Ich brauche zum Beispiel nicht zu jedem Einkauf eine eigene Tasche, ich brauche auch nicht immer eine Verpackung– es beginnt damit einfach mal alles zu hinterfragen und neu zu denken – das ist heute Fortschritt. Noch hat sich in Österreich in großem Umfang nicht so viel getan – das Wirtschaftsmodell ist generell noch linear. Das Neudenken von Systemen, Prozessen und Geschäftsmodellen – ein Neudenken von Produkten ist höchste Zeit.

 

U&E: Gibt es Vorreiter, die hier schon erfolgreich arbeiten? Vielleicht sogar aus Niederösterreich? Best Practice Beispiele? 

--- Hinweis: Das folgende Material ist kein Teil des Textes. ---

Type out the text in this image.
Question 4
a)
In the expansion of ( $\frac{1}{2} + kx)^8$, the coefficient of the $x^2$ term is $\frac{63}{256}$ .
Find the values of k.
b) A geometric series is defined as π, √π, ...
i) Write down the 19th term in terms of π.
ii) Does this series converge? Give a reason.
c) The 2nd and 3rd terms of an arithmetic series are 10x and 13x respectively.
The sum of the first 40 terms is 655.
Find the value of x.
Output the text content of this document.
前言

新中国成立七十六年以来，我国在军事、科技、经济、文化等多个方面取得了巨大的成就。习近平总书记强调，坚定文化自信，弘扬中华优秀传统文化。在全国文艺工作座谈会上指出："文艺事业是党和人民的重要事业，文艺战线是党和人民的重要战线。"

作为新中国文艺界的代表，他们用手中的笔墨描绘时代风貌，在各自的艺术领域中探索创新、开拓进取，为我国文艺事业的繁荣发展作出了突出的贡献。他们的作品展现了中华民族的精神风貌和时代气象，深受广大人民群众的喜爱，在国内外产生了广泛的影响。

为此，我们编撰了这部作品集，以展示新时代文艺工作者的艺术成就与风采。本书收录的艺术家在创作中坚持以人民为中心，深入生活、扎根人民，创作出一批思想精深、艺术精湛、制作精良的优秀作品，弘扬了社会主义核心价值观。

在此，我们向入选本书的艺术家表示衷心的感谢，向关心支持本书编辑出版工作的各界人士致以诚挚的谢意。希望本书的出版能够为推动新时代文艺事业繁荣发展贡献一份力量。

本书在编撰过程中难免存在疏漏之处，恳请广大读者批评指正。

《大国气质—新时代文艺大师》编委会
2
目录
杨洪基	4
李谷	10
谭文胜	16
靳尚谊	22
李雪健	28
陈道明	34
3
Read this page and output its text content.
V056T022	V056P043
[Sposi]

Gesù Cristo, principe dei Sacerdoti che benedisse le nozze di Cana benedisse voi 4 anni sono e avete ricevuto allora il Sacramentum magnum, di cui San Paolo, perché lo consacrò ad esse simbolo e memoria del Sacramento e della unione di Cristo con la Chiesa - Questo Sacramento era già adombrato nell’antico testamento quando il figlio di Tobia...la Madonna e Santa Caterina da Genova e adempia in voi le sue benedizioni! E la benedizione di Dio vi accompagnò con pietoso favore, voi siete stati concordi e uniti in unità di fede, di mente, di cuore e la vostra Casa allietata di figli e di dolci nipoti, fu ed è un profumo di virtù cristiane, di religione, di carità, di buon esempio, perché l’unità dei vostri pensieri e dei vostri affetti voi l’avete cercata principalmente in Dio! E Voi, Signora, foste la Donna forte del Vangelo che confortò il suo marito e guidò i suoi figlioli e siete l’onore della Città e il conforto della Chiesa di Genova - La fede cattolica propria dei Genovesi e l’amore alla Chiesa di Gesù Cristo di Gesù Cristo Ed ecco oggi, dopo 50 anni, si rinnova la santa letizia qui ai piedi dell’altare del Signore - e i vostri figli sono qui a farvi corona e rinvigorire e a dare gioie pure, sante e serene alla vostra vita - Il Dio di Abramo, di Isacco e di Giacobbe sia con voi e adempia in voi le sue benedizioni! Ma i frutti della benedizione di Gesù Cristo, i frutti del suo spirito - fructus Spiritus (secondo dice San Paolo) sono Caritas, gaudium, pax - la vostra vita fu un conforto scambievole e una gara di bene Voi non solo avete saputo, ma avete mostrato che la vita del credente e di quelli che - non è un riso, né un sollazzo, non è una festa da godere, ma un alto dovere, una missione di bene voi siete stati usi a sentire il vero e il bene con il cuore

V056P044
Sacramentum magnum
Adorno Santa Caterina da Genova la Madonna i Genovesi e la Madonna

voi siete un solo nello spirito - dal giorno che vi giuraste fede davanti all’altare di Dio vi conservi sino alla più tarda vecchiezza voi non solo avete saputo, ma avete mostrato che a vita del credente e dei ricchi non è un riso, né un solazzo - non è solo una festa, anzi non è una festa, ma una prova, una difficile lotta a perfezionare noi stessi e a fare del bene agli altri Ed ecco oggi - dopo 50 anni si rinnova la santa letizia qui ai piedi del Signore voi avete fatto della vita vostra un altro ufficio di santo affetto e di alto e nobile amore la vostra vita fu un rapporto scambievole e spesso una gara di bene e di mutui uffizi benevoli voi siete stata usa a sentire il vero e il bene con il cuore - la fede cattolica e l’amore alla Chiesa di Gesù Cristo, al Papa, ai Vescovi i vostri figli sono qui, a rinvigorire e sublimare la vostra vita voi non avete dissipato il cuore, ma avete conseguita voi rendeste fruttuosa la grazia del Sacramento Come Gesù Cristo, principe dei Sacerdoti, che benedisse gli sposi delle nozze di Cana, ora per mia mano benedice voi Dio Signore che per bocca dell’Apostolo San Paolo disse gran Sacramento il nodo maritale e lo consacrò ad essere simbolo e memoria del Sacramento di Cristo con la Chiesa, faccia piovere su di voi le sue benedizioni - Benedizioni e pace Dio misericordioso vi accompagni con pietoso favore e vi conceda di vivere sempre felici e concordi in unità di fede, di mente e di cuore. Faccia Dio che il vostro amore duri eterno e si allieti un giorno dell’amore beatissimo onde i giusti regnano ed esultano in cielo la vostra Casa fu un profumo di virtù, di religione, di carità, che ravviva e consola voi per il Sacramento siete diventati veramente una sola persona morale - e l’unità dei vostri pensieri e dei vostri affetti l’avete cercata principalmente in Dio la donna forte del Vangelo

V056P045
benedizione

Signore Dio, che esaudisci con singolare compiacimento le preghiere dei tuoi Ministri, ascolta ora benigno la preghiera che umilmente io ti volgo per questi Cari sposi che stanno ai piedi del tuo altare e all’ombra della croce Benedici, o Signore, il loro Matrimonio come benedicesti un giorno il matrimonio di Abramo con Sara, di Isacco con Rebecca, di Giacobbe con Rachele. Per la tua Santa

KHH: Ja, erst kürzlich habe ich auf einer Veranstaltung die Bäckerei Lechner aus Marbach an der Donau kennengelernt. Eine eher kleine Bäckerei hat als „Antwort“ auf Überschwemmungen angefangen neu zu denken: wie kann Resilienz gegenüber Krisen geschaffen werden, um Lebensmittelsicherheit herzustellen – garantiert verfügbare Rohstoffe und auch die sichere Versorgung mit Energie, die ja bei einer Bäckerei eine große Rolle spielt. Im kleinen Regionalladen wurde u. a. ein Automat für Pfand aufgestellt und das schon Anfang 2023. Außerdem wird sehr viel Wert auf Rohstoffe, wie u. a. Mehl, aus der Region gelegt. Zusätzlich verarbeitet die Bäckerei Brot- und Gebäckreste bzw. Desserts zu neuen Produkten, wie Punschschnitten oder auch Brot. Die Produktion erfolgt so, dass möglichst wenig übrigbleibt – es wird gut geplant. Fakt ist aber auch, dass nicht alle Produkte den ganzen Tag erhältlich sind – manchmal ist etwas halt ausverkauft. Reste werden zu „neuem Brot“ oder zu Bröseln weiterverarbeitet. Ähnliche Konzepte gibt es auch von anderen Bäckereien. Generell ist es halt leider häufig so, dass Konsumierende gerne immer das komplette Angebot haben wollen – bis in die Abendstunden – das wiederum sorgt für viel übriggebliebenes Brot. Die Bäckerei Lechner nimmt das aber in Kauf. Man ist der Meinung, dass man das Kundschaft zumuten kann, dass manches Produkt auch einmal ausverkauft sind und die Auswahl kleiner aus-fällt. Das wird von den Kundinnen und Kunden akzeptiert und ist auch ein Stück weit Konsumentenbildung!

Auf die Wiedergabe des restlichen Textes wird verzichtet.